In fact, after being ordained a priest in 2002 for the Diocese of Fiesole, Italy, he arrived in the Holy Land in 2009 as a “fidei donum” priest of the Latin Patriarchate of Jerusalem. (“Fidei donum” refers to priests, deacons, and laypeople who serve temporarily in an existing diocese by way of an agreement between the sending bishop and the receiving bishop.) Since 2015, he has been in Jordan, serving with Iraqi refugees.

According to the latest statistics from the United Nations High Commissioner for Refugees (UNHCR), in Jordan there are nearly 718,000 registered refugees and asylum seekers, including more than 55,000 Iraqis. They have arrived in multiple waves since the 1990s, after the First Gulf War. In 2014, during the significant exodus due to the rise of the Islamic State, Christian churches and organizations alone welcomed over 10,000 refugees.

What began as an emergency of a few weeks transformed into a long-term situation, bringing forth challenges related to residency, the sustenance of families, access to health care, education, and employment.

As explained in a report from Caritas, Iraqi refugees in Jordan do not receive legal status.

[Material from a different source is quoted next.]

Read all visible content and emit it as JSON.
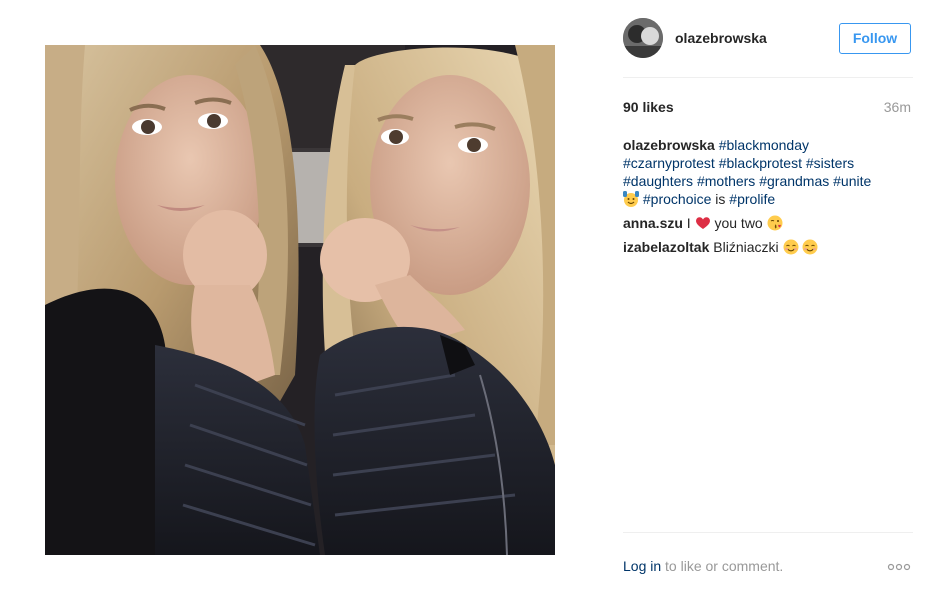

This means they cannot work legally, making it difficult for them to sustain themselves. Consequently, they are compelled to seek settlement elsewhere, particularly in Australia, Canada, or the United States, even though their ultimate dream is to return to their homeland one day.

It is in this context that Rafedìn was born.

“We are here to tell them that God has not abandoned them,” Cornioli said. “We started with the idea of restoring dignity to these people.”

With the support, not only financially but also professionally, of friends and volunteers, Rafedìn took its first steps. “Some seamstresses and fashion designers got involved,” Cornioli explained, particularly the designer Rosaria Mininno, who left her job in Italy last year to move to Amman and dedicate herself full time to Rafedìn. The fashion designer Antonella Mazzoni also joined them.

Currently, 19 girls are employed, all of whom are Christians. The workshop is hosted in the premises of the Latin parish of Mar Yousef. This serves as a means to protect the women working there who might not have had the opportunity to do so otherwise.

“One of the crafts that sets us apart is patchwork. The idea originated to reuse fabric scraps, but it also holds symbolic value,” according to Cornioli. “Just as something new and beautiful can emerge from scraps of fabric joined together, these ‘discarded’ girls, when united, can create beauty around them, as demonstrated by this project.”

For Cornioli, contact with refugees is what nourishes his own faith.

“They are people of extraordinary faith: They have lost everything they had but have kept their faith alive. For me, for my work, they are an endless source of personal enrichment and edification,” he said.

Since 2018, the project has been supported by the Italian Bishops’ Conference and benefits from the collaboration of the association Pro Terra Sancta. Since 2020, there has been a partnership with the French Embassy in Jordan.

Over the years, Rafedìn has grown, developing various production lines and expanding its collections. Now, it is economically self-sufficient: “We cover expenses and manage to provide a small salary to the girls,” Cornioli said.

Luna Sharbel, 25, arrived last November after leaving Iraq with her husband and two children. They are from Qaraqosh and made the decision to leave after a fire destroyed a structure during a wedding party resulting in more than 100 casualties.

“There is no work, no security in Iraq. Now we hope to leave soon for Australia, where my husband’s entire family is already settled,” she said.

In the meantime, Sharbel works at Rafedìn: “I feel good here. Even though I don’t think I’ll continue doing this work, coming here gives me hope.”

Hope is also the word found on Rafedìn’s label: “Fashion seen through threads of hope.”

“For these young women, being forced to leave their homeland is an open wound,” Cornioli explained. “Working, organizing their day, contributing to support their family has a positive impact, even psychologically. As they sew, the threads of colored cotton become threads of healing, of hope for the future, the fabric of a new life.”